Democrats have put forward a new $2.4tn plan, but economists are broadly sceptical something will get done soon.
“Perhaps if the economy turns down more than expected in the coming months and risky assets come under pressure that will help Congress find the votes to get this done,” said James Sweeney, chief economist and chief investment officer for the Americas at Credit Suisse. “Every week that passes, the likelihood goes down.”
“With the Supreme Court news and the further jump in partisan tensions, it looks even less likely,” Mr Sweeney added, referring to the recent passing of justice Ruth Bader Ginsburg.
Max Gokhman, head of asset allocation for Pacific Life Fund Advisors, flagged the upcoming US presidential election in November as another source of volatility for markets, especially given President Donald Trump’s refusal this week to commit to a peaceful handover of power if he were to lose.
“It is going to get a bit bumpier,” he said. “We are crossing some turbulence as we get closer to the storm front that is the election.”
On Thursday the UK government announced plans to replace the furlough scheme with a Germany-style wage subsidy plan, in which the Treasury would subsidise people who worked at least a third of their usual hours.

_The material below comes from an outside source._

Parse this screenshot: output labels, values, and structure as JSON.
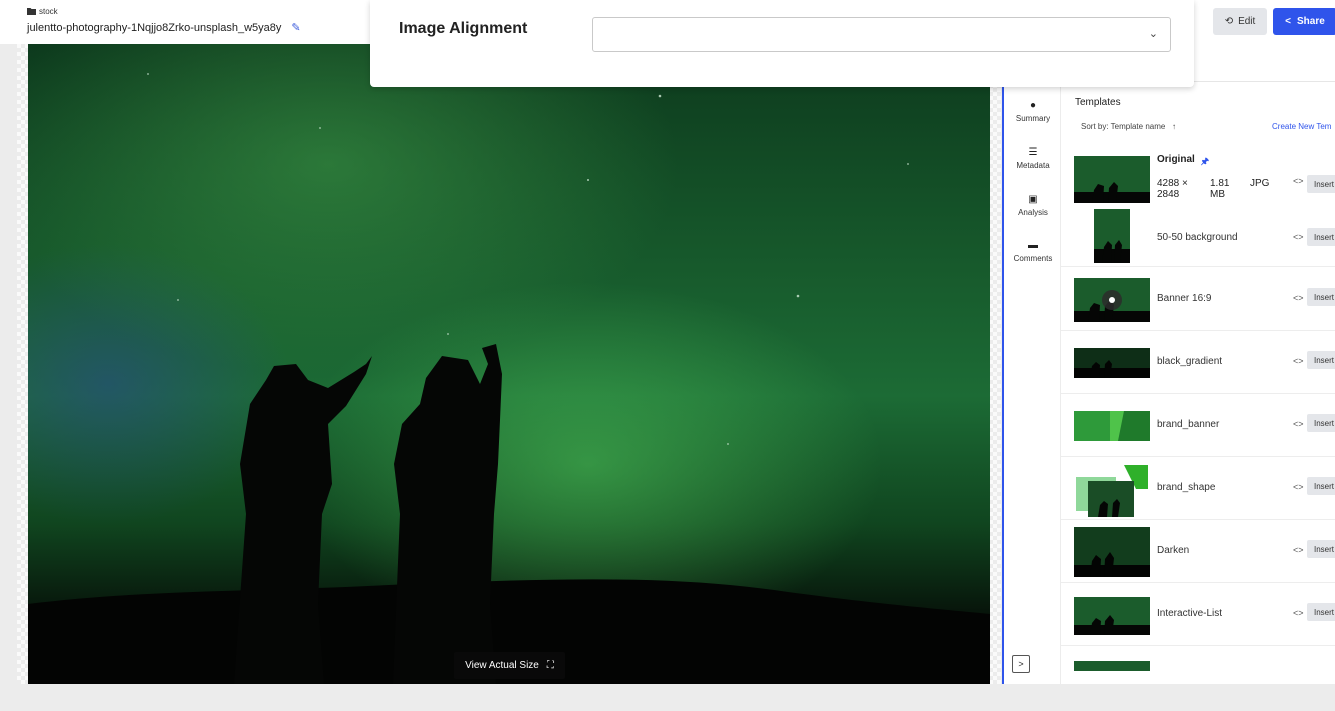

Employees unable to work would not be eligible, however. “I cannot save every business. I cannot save every job,” said chancellor Rishi Sunak.
Sven Jari Stehn, chief European economist at Goldman Sachs, said he was sceptical the scheme would be enough to encourage employers to retain a large proportion of employees on furlough. He expected 2.2m workers to move off the furlough scheme into unemployment.
Economically sensitive sectors including car and parts makers, travel and leisure companies and banks were among the biggest fallers in Europe. Industries sought for their relatively stable revenue, such as utilities, dodged the selling.
European government bonds edged up in price as investors shifted from equities. The 10-year Bund yield fell roughly 0.03 percentage points to minus 0.53 per cent, with its French counterpart down a similar margin to minus 0.26 per cent. US Treasuries also caught a bid, with the yield on the benchmark 10-year note lower by 0.01 percentage points, at 0.65 per cent. Yields fall as prices rise.
The US dollar, often viewed as a haven asset, rallied 0.4 per cent at one point to near a month-high against a basket of its trading peers.
Encouraged by the prospect of renewed stimulus measures in the US, stocks in the Asia-Pacific region closed broadly higher on Friday. Tokyo’s Topix was up 0.5 per cent and China’s CSI 300 rose 0.2 per cent. But Hong Kong’s Hang Seng slipped 0.3 per cent, weighed down by the healthcare and cyclicals sectors.